Getting started with Debezium

Debezium is a project built upon Apache Kafka and uses Kafka to stream the changes from one system to another. Once core feature of Debezium is the Change Data Capture which is able to capture data and pushes it into Kafka. In this tutorial we will learn how to configure Debezium and Apache Kafka to stream changes in the database generated by a Quarkus application.

Capturing Database changes isn’t anything new as you are able to use Database triggers on most popular Database solutions. This comes however to a price:

  • You have to maintain extra logic into your Database
  • Although it is easy to view table, constraints and indexes, triggers are often difficult to view.
  • Triggers are black magic. They are transparent to both server and client applications and therefore hard to debug.

Debezium is a set of distributed services to capture changes in your databases so that your applications can see those changes and respond to them. Debezium records all row-level changes within each database table in a change event stream, and applications simply read these streams to see the change events in the same order in which they occurred.
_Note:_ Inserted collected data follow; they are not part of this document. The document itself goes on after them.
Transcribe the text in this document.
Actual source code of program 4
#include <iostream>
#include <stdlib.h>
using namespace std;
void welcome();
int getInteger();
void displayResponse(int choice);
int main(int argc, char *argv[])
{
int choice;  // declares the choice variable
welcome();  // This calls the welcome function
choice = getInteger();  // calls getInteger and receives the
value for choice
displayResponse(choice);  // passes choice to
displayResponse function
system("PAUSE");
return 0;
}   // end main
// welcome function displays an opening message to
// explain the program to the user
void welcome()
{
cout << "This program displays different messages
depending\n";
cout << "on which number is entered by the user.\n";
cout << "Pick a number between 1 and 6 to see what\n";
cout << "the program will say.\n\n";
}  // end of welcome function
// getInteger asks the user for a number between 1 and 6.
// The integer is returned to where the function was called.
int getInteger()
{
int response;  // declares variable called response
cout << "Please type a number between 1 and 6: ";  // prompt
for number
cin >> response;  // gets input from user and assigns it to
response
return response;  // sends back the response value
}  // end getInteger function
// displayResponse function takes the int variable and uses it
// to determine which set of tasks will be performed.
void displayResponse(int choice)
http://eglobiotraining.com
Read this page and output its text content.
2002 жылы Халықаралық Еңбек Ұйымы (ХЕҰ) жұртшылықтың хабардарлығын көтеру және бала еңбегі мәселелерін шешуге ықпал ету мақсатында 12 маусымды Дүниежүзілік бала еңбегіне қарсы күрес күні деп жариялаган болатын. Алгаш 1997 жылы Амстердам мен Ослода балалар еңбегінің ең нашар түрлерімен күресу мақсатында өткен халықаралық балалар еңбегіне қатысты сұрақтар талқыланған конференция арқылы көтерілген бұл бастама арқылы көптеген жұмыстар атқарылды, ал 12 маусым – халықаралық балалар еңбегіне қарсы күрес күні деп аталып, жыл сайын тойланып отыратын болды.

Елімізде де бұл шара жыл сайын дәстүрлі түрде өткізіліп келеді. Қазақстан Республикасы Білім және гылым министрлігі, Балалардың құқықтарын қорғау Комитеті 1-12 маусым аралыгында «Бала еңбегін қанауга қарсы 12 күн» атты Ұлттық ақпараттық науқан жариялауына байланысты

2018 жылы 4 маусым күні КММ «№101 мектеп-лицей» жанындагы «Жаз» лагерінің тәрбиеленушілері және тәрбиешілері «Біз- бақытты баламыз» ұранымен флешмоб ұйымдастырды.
As we said, Debezium is built on the top of Apache Kafka, which in turn uses Apache ZooKeeper to store its metadata. So let’s start Zookeeper and Apache Kafka

Step 1: Starting Zookeeper and Apache Kafka

In order to start Zookeeper, we can rely on its Docker image, taking care to export the ports required by Apache Kafka for communication:

docker run -it --rm --name zookeeper -p 2181:2181 -p 2888:2888 -p 3888:3888 debezium/zookeeper:1.1

Check that Zookeeper started successfully:

debezium tutorial example

Now let’s start Apache Kafka, linking its image with the Zookeeper image:

docker run -it --rm --name kafka -p 9092:9092 --link zookeeper:zookeeper debezium/kafka:1.1

Check that Apache Kafka started successfully:

debezium tutorial example

Now let’s create a Database for our example.

Step 2: Configuring the Database

We will be using Postgresql as Database. We will also start it using Docker:

docker run --ulimit memlock=-1:-1 -it --rm=true --memory-swappiness=0 --name quarkus_test -e POSTGRES_USER=quarkus -e POSTGRES_PASSWORD=quarkus -e POSTGRES_DB=quarkusdb  -p 5432:5432 postgres:10.5 -c "wal_level=logical"

Please notice the parameter “wal_level=logical” which is required for data streaming replication.

Once the Database is started, we will log into its Container process and create an additional database, named “quarkusdb_backup“, which will be used to replicate the changes from the main schema (“quarkusdb“):

$ docker exec -it quarkus_test bash
[email protected]:/# su postgres
[email protected]:/$ psql quarkusdb quarkus
psql (10.5 (Debian 10.5-2.pgdg90+1))
Type "help" for help.

quarkusdb=# create database quarkusdb_backup;
CREATE DATABASE

In order to stream Database changes, we will now configure Debezium Connectors.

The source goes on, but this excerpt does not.